Make a list of any significant problems also the items that have been replaced or rectified and weigh one against the other. The majority of buildings have problems to varying degrees, also take age and price into consideration when making your decision
- If major problems are found that are likely to cost more than you have budgeted for, then you must consult an expert in that particular field for a quote (preferably written on their letter head) with guarantees. Obtain at least 3 quotes for a reasonable comparison. It is then up to you armed with quotes to determine if the property is still worth what you are paying for it.

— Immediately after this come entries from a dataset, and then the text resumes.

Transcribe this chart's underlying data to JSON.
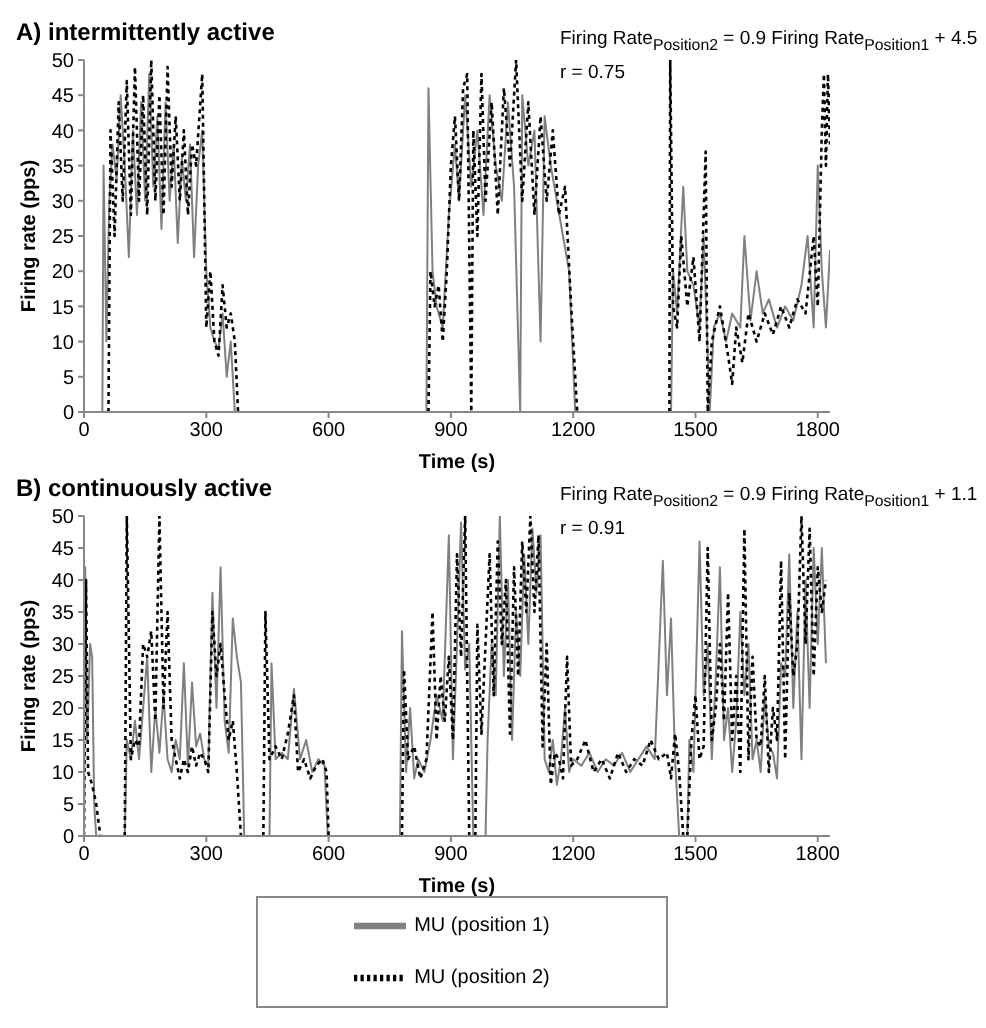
{
  "chart_data": [
    {
      "type": "line",
      "title": "A) intermittently active",
      "xlabel": "Time (s)",
      "ylabel": "Firing rate (pps)",
      "xlim": [
        0,
        1830
      ],
      "xticks": [
        0,
        300,
        600,
        900,
        1200,
        1500,
        1800
      ],
      "ylim": [
        0,
        50
      ],
      "yticks": [
        0,
        5,
        10,
        15,
        20,
        25,
        30,
        35,
        40,
        45,
        50
      ],
      "legend": false,
      "annotations": [
        "Firing Rate$_{Position2}$ = 0.9 Firing Rate$_{Position1}$ + 4.5",
        "r = 0.75"
      ],
      "series": [
        {
          "color": "#808080",
          "line_style": "solid",
          "x": [
            45,
            48,
            55,
            62,
            70,
            80,
            90,
            100,
            110,
            120,
            130,
            140,
            150,
            160,
            170,
            180,
            190,
            200,
            210,
            220,
            230,
            240,
            250,
            260,
            270,
            280,
            290,
            300,
            310,
            320,
            330,
            340,
            350,
            360,
            370,
            600,
            840,
            845,
            855,
            865,
            880,
            895,
            910,
            920,
            935,
            950,
            965,
            980,
            995,
            1010,
            1025,
            1040,
            1055,
            1070,
            1075,
            1090,
            1105,
            1120,
            1130,
            1145,
            1160,
            1175,
            1190,
            1205,
            1300,
            1440,
            1445,
            1455,
            1470,
            1480,
            1495,
            1510,
            1520,
            1535,
            1545,
            1560,
            1575,
            1590,
            1610,
            1620,
            1635,
            1650,
            1665,
            1680,
            1700,
            1720,
            1740,
            1760,
            1775,
            1790,
            1800,
            1810,
            1820,
            1830
          ],
          "values": [
            0,
            35,
            10,
            30,
            38,
            33,
            45,
            35,
            22,
            40,
            28,
            44,
            30,
            48,
            32,
            42,
            26,
            44,
            30,
            38,
            24,
            36,
            30,
            38,
            22,
            35,
            40,
            20,
            12,
            10,
            9,
            14,
            5,
            10,
            0,
            null,
            0,
            46,
            20,
            15,
            12,
            28,
            38,
            30,
            45,
            32,
            40,
            28,
            45,
            35,
            30,
            44,
            32,
            0,
            45,
            35,
            40,
            10,
            42,
            35,
            30,
            25,
            20,
            0,
            null,
            0,
            20,
            14,
            32,
            20,
            18,
            12,
            25,
            0,
            12,
            14,
            10,
            14,
            12,
            25,
            13,
            20,
            14,
            16,
            12,
            15,
            13,
            18,
            25,
            12,
            35,
            20,
            12,
            23
          ]
        },
        {
          "color": "#000000",
          "line_style": "dotted",
          "x": [
            60,
            65,
            75,
            85,
            95,
            105,
            115,
            125,
            135,
            145,
            155,
            165,
            175,
            185,
            195,
            205,
            215,
            225,
            235,
            245,
            255,
            265,
            275,
            290,
            300,
            310,
            320,
            330,
            340,
            350,
            360,
            370,
            378,
            600,
            845,
            850,
            860,
            870,
            880,
            890,
            900,
            910,
            920,
            930,
            940,
            950,
            955,
            965,
            975,
            985,
            1000,
            1015,
            1030,
            1045,
            1060,
            1075,
            1090,
            1105,
            1120,
            1135,
            1150,
            1165,
            1180,
            1195,
            1210,
            1300,
            1436,
            1438,
            1445,
            1455,
            1465,
            1480,
            1495,
            1510,
            1525,
            1530,
            1540,
            1560,
            1580,
            1590,
            1600,
            1615,
            1630,
            1650,
            1670,
            1690,
            1710,
            1730,
            1750,
            1770,
            1790,
            1800,
            1810,
            1815,
            1820,
            1825,
            1830
          ],
          "values": [
            0,
            40,
            25,
            44,
            30,
            47,
            28,
            49,
            30,
            45,
            28,
            50,
            30,
            45,
            28,
            49,
            32,
            42,
            30,
            40,
            28,
            38,
            35,
            48,
            12,
            20,
            10,
            8,
            18,
            12,
            14,
            10,
            0,
            null,
            0,
            20,
            15,
            18,
            10,
            20,
            35,
            42,
            30,
            46,
            48,
            0,
            40,
            25,
            48,
            30,
            44,
            28,
            46,
            35,
            50,
            30,
            44,
            28,
            42,
            30,
            40,
            28,
            32,
            15,
            0,
            null,
            0,
            50,
            15,
            12,
            25,
            15,
            22,
            10,
            37,
            0,
            10,
            15,
            8,
            4,
            12,
            7,
            14,
            10,
            14,
            11,
            15,
            12,
            16,
            14,
            25,
            15,
            40,
            48,
            35,
            48,
            38
          ]
        }
      ]
    },
    {
      "type": "line",
      "title": "B) continuously active",
      "xlabel": "Time (s)",
      "ylabel": "Firing rate (pps)",
      "xlim": [
        0,
        1830
      ],
      "xticks": [
        0,
        300,
        600,
        900,
        1200,
        1500,
        1800
      ],
      "ylim": [
        0,
        50
      ],
      "yticks": [
        0,
        5,
        10,
        15,
        20,
        25,
        30,
        35,
        40,
        45,
        50
      ],
      "legend": "bottom",
      "annotations": [
        "Firing Rate$_{Position2}$ = 0.9 Firing Rate$_{Position1}$ + 1.1",
        "r = 0.91"
      ],
      "series": [
        {
          "name": "MU (position 1)",
          "color": "#808080",
          "line_style": "solid",
          "x": [
            0,
            3,
            8,
            15,
            20,
            25,
            30,
            60,
            100,
            105,
            115,
            125,
            135,
            145,
            155,
            165,
            175,
            185,
            195,
            205,
            215,
            225,
            235,
            245,
            255,
            265,
            275,
            285,
            295,
            305,
            315,
            325,
            335,
            345,
            355,
            365,
            375,
            385,
            393,
            420,
            455,
            460,
            470,
            485,
            500,
            515,
            530,
            545,
            560,
            575,
            590,
            598,
            700,
            775,
            780,
            790,
            800,
            810,
            820,
            835,
            850,
            865,
            880,
            895,
            905,
            915,
            925,
            935,
            945,
            955,
            960,
            985,
            990,
            1000,
            1010,
            1020,
            1030,
            1040,
            1050,
            1060,
            1070,
            1080,
            1090,
            1100,
            1110,
            1120,
            1130,
            1140,
            1150,
            1160,
            1170,
            1180,
            1190,
            1200,
            1220,
            1240,
            1260,
            1280,
            1300,
            1320,
            1340,
            1360,
            1380,
            1400,
            1420,
            1430,
            1440,
            1450,
            1460,
            1470,
            1480,
            1485,
            1495,
            1510,
            1520,
            1530,
            1540,
            1550,
            1560,
            1570,
            1580,
            1590,
            1600,
            1610,
            1620,
            1630,
            1640,
            1650,
            1660,
            1670,
            1680,
            1690,
            1700,
            1710,
            1720,
            1730,
            1740,
            1750,
            1760,
            1770,
            1780,
            1790,
            1800,
            1810,
            1820
          ],
          "values": [
            0,
            42,
            15,
            30,
            28,
            5,
            0,
            null,
            0,
            15,
            12,
            18,
            12,
            20,
            28,
            10,
            20,
            13,
            22,
            12,
            10,
            15,
            12,
            27,
            11,
            24,
            14,
            16,
            12,
            11,
            38,
            20,
            42,
            18,
            13,
            34,
            28,
            24,
            0,
            null,
            0,
            27,
            12,
            13,
            12,
            23,
            12,
            15,
            10,
            12,
            11,
            0,
            null,
            0,
            32,
            10,
            20,
            9,
            12,
            10,
            15,
            22,
            18,
            47,
            12,
            30,
            49,
            26,
            30,
            0,
            null,
            0,
            15,
            30,
            22,
            50,
            25,
            40,
            15,
            35,
            25,
            44,
            30,
            48,
            38,
            47,
            12,
            10,
            15,
            8,
            12,
            20,
            10,
            12,
            11,
            13,
            10,
            12,
            11,
            13,
            10,
            12,
            14,
            12,
            43,
            22,
            34,
            12,
            0,
            null,
            0,
            15,
            10,
            46,
            22,
            30,
            12,
            25,
            42,
            15,
            20,
            10,
            18,
            35,
            22,
            30,
            12,
            15,
            10,
            22,
            14,
            13,
            9,
            27,
            25,
            44,
            20,
            35,
            12,
            40,
            20,
            45,
            30,
            45,
            27
          ]
        },
        {
          "name": "MU (position 2)",
          "color": "#000000",
          "line_style": "dotted",
          "x": [
            0,
            5,
            10,
            20,
            30,
            40,
            60,
            100,
            105,
            115,
            125,
            135,
            145,
            155,
            165,
            175,
            185,
            195,
            205,
            215,
            225,
            235,
            245,
            255,
            265,
            275,
            285,
            295,
            305,
            315,
            325,
            335,
            345,
            355,
            365,
            375,
            385,
            420,
            440,
            445,
            455,
            470,
            485,
            500,
            515,
            525,
            540,
            555,
            570,
            585,
            595,
            600,
            700,
            780,
            785,
            795,
            810,
            825,
            840,
            855,
            865,
            875,
            885,
            895,
            905,
            915,
            925,
            935,
            945,
            950,
            960,
            965,
            975,
            985,
            995,
            1005,
            1015,
            1025,
            1035,
            1045,
            1055,
            1065,
            1075,
            1085,
            1095,
            1105,
            1115,
            1125,
            1135,
            1145,
            1155,
            1165,
            1175,
            1185,
            1195,
            1210,
            1230,
            1250,
            1270,
            1290,
            1310,
            1330,
            1350,
            1370,
            1390,
            1410,
            1430,
            1440,
            1450,
            1460,
            1470,
            1475,
            1480,
            1490,
            1500,
            1510,
            1520,
            1530,
            1540,
            1550,
            1560,
            1570,
            1580,
            1590,
            1600,
            1610,
            1620,
            1630,
            1640,
            1650,
            1660,
            1670,
            1680,
            1690,
            1700,
            1710,
            1720,
            1730,
            1740,
            1750,
            1760,
            1770,
            1780,
            1790,
            1800,
            1810,
            1820
          ],
          "values": [
            0,
            40,
            10,
            8,
            5,
            0,
            null,
            0,
            50,
            12,
            15,
            14,
            30,
            28,
            32,
            18,
            50,
            20,
            35,
            15,
            12,
            9,
            12,
            10,
            14,
            11,
            13,
            12,
            10,
            35,
            25,
            30,
            22,
            15,
            18,
            10,
            0,
            null,
            0,
            35,
            12,
            14,
            12,
            16,
            22,
            10,
            12,
            9,
            11,
            12,
            10,
            0,
            null,
            0,
            26,
            12,
            14,
            9,
            12,
            35,
            15,
            25,
            18,
            28,
            15,
            44,
            28,
            50,
            0,
            null,
            0,
            33,
            16,
            30,
            44,
            22,
            46,
            30,
            40,
            16,
            42,
            25,
            46,
            35,
            50,
            35,
            47,
            14,
            30,
            8,
            13,
            12,
            9,
            28,
            11,
            12,
            15,
            10,
            12,
            9,
            13,
            10,
            12,
            11,
            15,
            12,
            13,
            9,
            16,
            10,
            0,
            null,
            0,
            15,
            22,
            12,
            14,
            45,
            15,
            20,
            30,
            18,
            38,
            15,
            25,
            10,
            48,
            12,
            28,
            15,
            14,
            25,
            10,
            20,
            15,
            43,
            12,
            38,
            25,
            30,
            50,
            30,
            48,
            25,
            42,
            35,
            40
          ]
        }
      ]
    }
  ]
}
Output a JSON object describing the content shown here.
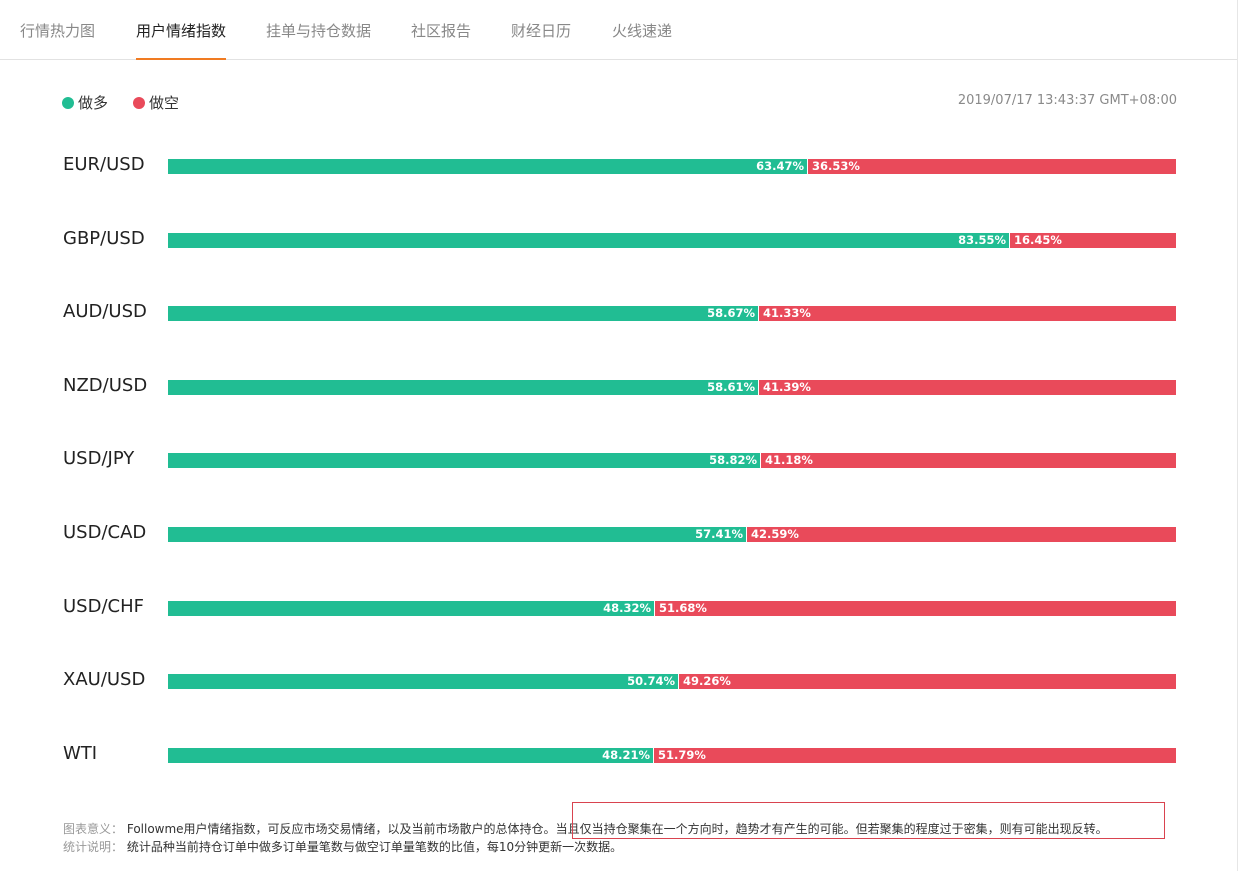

- Never request a seller to rectify problems that have been identified in the report. Also do not fall into the convenient trap of asking the Agent or seller for a recommendation of someone to give a quote or guesstimate on fixing problems. They both have an interest in a sale and are very unlikely to have it rectified to a long term acceptable standard to you. You will only find out after you have moved in that the fault has not been properly fixed, then it is too late and becomes your problem, at your expense!
- All is not lost if major problems have been identified in the report. The severity of the problem must first be determined, the inspector should, with their experience be able to help with this. Sometimes a problem may in your view be a major problem, when in reality it is not and in some cases can be easily rectified without a great deal of expense. When in any doubt, contact your inspector.
The perfect house to suit everyone has not been built, yet!